Een algemeen na te streven paginalimiet is niet te geven, maar u kunt in eerste instantie het beste uitgaan van een stuk van 10 tot 15 pagina's. Het is goed in elk geval te bedenken dat een advies over reikwijdte en detailniveau vooral een voorstel voor een onderzoeksagenda is, en niet zoiets als een eerste concept-versie van het MER. Lange opsommingen van allerlei beleidsdocumenten en wetten en regelingen kunnen bijvoorbeeld gerust achterwege blijven. En bij het beschrijven van te onderzoeken milieuaspecten volstaat in veel gevallen een korte toelichting bij de belangrijkste issues en kunt u bij alle overige aspecten volstaan met een korte opsomming.

Verspreiding

U bent niet verplicht de notitie ter inzage te leggen. Maar omdat de notitie onder meer als doel heeft sturing te geven aan de zienswijzen en aan de raadpleging van adviseurs en bestuursorganen, is het wel noodzakelijk dat men de notitie eenvoudig kan bemachtigen. Dat is bijvoorbeeld goed te bewerkstelligen door de notitie toegankelijk te maken via een website. Daar kunt u dan naar verwijzen in de formele kennisgeving.

Naamgeving

In de naamgeving moet natuurlijk in elk geval de naam van het project of plan voorkomen, en daarnaast een aanduiding van de notitie. ‘Notitie reikwijdte en detailniveau' is op zichzelf een adequate benaming, zij het dat ‘reikwijdte en detailniveau' en nogal technische vakterm is. U kunt ook een benaming kiezen die beter duidelijk maakt wat het karakter is van de notitie.

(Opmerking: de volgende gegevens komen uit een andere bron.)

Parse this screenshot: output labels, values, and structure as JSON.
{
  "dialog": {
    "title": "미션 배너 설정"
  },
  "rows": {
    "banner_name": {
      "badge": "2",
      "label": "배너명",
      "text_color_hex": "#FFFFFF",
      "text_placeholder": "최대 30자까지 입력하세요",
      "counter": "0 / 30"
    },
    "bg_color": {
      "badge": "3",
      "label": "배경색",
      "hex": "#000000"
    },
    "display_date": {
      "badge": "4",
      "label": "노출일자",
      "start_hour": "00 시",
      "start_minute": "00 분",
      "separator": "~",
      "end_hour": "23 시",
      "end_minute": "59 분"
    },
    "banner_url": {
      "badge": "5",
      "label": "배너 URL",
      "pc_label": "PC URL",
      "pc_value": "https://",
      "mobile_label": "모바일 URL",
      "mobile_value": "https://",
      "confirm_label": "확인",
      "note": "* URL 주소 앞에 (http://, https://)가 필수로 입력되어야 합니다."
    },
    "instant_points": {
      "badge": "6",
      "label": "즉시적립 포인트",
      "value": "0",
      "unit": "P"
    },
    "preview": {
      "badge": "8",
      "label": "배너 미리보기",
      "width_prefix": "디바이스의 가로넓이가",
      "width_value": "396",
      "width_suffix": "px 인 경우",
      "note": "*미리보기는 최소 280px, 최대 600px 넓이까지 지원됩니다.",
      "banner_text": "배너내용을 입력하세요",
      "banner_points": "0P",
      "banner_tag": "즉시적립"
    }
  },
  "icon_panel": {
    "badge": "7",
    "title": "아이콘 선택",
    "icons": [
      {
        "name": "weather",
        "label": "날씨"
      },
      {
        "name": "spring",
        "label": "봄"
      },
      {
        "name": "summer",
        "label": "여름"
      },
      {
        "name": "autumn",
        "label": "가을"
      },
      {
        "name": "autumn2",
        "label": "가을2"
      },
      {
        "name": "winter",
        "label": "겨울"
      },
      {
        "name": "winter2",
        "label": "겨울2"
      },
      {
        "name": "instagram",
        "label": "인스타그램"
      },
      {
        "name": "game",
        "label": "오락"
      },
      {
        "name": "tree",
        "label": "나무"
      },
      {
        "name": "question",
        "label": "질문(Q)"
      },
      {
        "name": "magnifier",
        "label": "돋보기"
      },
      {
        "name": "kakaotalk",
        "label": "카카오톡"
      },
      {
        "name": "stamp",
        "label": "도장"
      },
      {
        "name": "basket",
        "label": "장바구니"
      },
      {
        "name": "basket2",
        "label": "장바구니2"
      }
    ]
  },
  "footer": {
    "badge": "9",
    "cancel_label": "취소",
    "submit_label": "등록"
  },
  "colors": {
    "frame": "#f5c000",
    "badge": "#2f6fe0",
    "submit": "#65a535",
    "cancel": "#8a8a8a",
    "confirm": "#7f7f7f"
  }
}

Bijvoorbeeld iets als: "Milieueffectrapportage bestemmingsplan Zuiderschans
"Notitie over de inhoud van het milieueffectrapport"

Het is raadzaam in de naamgeving van de notitie termen als ‘startnotitie' of ‘richtlijnen' te vermijden. Dat zou associaties oproepen met formele stappen die voorheen onderdeel uitmaakten van de m.e.r.-procedure, maar die sinds de wijziging van de regelgeving per 1 juli 2010 niet meer aan de orde zijn.

Expliciet vragen om advies over de inhoud van het milieueffectrapport

In het voortraject is het vooral van belang de inhoud van het te verrichten onderzoek af te bakenen. Zienswijzen en reacties van geraadpleegde adviseurs en bestuursorganen zijn vooral bruikbaar wanneer er voorstellen voor aanscherping van de uit te voeren onderzoeken in naar voren worden gebracht. Met de reactie dat men vóór of tégen het plan of project is, valt in dit stadium niet zo veel te beginnen. Het is raadzaam in de notitie expliciet op te wijzen dat u betrokkenen en geïnteresseerden verzoekt adviezen over de inhoud van het milieueffectrapport aan te dragen.

Toonzetting

Bij een notitie over reikwijdte en detailniveau is het van belang te kiezen voor een neutrale toonzetting. De notitie heeft betrekking op te verrichten onderzoek, en moet niet overkomen als een (politiek) pleidooi voor plan X of project Y. Verder is van belang dat u in de toonzetting waarmee u de inhoud presenteert een balans weet te vinden tussen een zekere vastberadenheid aan de ene kant en openheid aan de andere kant. De notitie moet niet de indruk wekken dat alles nog open ligt en dat er geen grenzen zijn aan hetgeen zoal onderzocht kan gaan worden. U moet dus duidelijk wat nog wel en wat niet voor inspraak open staat en leg ook uit waarom. Tegelijk moet u de indruk vermijden dat de inhoudsafbakening van het onderzoek reeds geheel is dichtgetimmerd en de ronde van zienswijzen en consultatie slechts een formaliteit is.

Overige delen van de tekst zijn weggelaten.